Dutch author Harry Mulisch reported encountering the virus on his laptop while writing The Discovery of Heaven. Mulisch considered it a "favourable sign from higher powers" and briefly considered naming his son Eduard after the virus' output. A few weeks later, he re-encountered the virus and had it professionally removed.

This virus was soon followed by others, each employing a new trick. Dark Avenger is believed to have authored the following viruses: Dark Avenger, V2000 (two variants), V2100 (two variants), 651, Diamond (two variants), Nomenklatura, 512 (six variants), 800, 1226, Proud, Evil, Phoenix, Anthrax, and Leech. As a major means for spreading the source code of his viruses, Dark Avenger used the then popular bulletin board systems.
In its variants, the virus also contained the following strings:
- "Zopy (sic) me – I want to travel"
- "Only the Good die young..."
- "Copyright (C) 1989 by Vesselin Bontchev"

In technical terms, the most prominent feature of some of Dark Avenger's viruses was their mutation engine (MtE). This allowed the viruses to change their signature, preventing them from being easily recognized by anti-virus programs. Following its release, Paul Mungo and Bryan Clough called MtE "the most dangerous virus ever produced", and Steve Gibson wrote that "the game is forever changed".

== Identity ==
The identity of the person behind the pseudonym has never been ascertained. In 1992, Dark Avenger described himself as a heavy metal fan under 30 who wrote viruses while procrastinating at his job. Sarah Gordon, a computer security researcher, publicly requested that a virus be named after her. When this request was granted, she used this as an opening to make contact with Dark Avenger. She later published their communications in interview format. Analysis by the researchers Andrew Bissett and Geraldine Shipton concluded that Dark Avenger engaged in victim blaming; he blamed "human stupidity" for the transmission of his viruses and denied that any data of value would be lost on personal computers. They cited his envy of wealthy Westerners' computers as his motivation for making viruses; Gordon herself attributed his motivation to a hatred of Bontchev. Dark Avenger made frequent attacks on Bontchev. Such is the case with the viruses V2000 and V2100, which claim to have been written by Bontchev, to defame him.
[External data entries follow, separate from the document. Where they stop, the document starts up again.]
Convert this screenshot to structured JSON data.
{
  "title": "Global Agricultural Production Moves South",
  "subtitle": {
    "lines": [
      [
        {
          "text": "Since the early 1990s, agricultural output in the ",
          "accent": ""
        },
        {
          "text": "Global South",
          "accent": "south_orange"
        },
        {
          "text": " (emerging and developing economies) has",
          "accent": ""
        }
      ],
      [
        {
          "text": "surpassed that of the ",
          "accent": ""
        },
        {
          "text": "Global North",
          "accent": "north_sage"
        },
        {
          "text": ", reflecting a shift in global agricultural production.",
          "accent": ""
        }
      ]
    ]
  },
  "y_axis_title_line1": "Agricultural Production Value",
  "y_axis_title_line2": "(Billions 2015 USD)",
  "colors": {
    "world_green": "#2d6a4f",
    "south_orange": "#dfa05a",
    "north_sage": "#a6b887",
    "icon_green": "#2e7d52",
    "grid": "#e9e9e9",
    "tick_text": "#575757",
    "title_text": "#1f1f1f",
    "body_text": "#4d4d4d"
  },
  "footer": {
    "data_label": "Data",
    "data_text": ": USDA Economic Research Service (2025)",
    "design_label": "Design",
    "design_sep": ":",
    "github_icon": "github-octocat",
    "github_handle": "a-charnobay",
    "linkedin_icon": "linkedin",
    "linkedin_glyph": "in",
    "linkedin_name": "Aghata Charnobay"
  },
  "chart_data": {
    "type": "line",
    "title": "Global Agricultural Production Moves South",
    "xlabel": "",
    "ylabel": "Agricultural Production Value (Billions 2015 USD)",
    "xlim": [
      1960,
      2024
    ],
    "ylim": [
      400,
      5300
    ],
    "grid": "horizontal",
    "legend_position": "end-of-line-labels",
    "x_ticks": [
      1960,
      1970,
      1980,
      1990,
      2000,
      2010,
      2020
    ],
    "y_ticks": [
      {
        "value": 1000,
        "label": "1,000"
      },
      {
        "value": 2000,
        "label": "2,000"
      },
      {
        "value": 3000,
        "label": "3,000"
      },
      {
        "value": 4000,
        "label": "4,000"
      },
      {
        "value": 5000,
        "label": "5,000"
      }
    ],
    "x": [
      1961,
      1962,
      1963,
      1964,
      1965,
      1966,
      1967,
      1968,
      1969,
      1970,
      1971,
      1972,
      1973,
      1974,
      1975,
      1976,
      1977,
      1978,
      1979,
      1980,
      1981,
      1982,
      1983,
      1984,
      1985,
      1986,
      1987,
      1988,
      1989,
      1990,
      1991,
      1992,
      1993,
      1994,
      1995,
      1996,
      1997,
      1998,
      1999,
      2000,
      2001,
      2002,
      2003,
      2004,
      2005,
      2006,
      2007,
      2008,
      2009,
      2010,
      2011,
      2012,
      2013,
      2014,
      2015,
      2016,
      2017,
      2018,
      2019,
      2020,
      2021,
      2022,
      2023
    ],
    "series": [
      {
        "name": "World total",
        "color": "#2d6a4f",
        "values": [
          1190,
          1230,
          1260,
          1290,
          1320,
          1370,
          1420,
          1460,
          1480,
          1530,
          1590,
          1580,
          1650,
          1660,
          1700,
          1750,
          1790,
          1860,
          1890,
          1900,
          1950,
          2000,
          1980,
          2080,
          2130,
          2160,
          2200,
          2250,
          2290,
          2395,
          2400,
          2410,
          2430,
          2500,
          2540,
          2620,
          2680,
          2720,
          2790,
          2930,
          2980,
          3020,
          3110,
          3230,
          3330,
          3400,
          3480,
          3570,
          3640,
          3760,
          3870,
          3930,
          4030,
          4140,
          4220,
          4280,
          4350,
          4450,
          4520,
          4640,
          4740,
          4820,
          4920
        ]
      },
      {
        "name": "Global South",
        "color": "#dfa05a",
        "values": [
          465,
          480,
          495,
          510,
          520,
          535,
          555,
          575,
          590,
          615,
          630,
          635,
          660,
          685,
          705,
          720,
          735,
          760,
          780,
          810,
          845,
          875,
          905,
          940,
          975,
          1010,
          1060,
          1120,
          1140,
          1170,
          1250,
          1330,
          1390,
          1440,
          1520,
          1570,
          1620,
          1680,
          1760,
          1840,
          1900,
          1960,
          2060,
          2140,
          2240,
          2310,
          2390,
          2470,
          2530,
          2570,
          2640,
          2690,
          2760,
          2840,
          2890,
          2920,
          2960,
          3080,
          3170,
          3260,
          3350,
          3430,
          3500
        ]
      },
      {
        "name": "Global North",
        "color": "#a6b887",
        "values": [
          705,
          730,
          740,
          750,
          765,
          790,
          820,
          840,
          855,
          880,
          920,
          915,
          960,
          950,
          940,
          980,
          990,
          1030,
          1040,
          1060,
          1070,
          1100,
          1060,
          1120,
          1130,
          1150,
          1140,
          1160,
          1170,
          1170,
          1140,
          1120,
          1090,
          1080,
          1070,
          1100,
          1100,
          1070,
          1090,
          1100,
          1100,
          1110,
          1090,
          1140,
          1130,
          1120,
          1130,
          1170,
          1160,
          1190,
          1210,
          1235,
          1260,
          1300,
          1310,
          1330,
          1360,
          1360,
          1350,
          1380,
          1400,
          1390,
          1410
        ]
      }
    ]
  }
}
This conflict between the two has led some to believe that Bontchev and Dark Avenger were promoting each other or that they might be the same person. Bontchev denied this and claimed in 1993 to have deduced Dark Avenger's identity. He said that because writing viruses was not illegal, there was no point in pursuing it.

Dark Avenger's profile was raised substantially by a 1997 story in Wired, in which the journalist David S. Bennahum attempted to track down Dark Avenger. Bennahum did not uncover Dark Avenger's identity but came to suspect the operator of a Bulgarian bulletin board system that collected computer viruses in the 1990s. Neither he nor someone who claimed to be Dark Avenger would say whether this was true.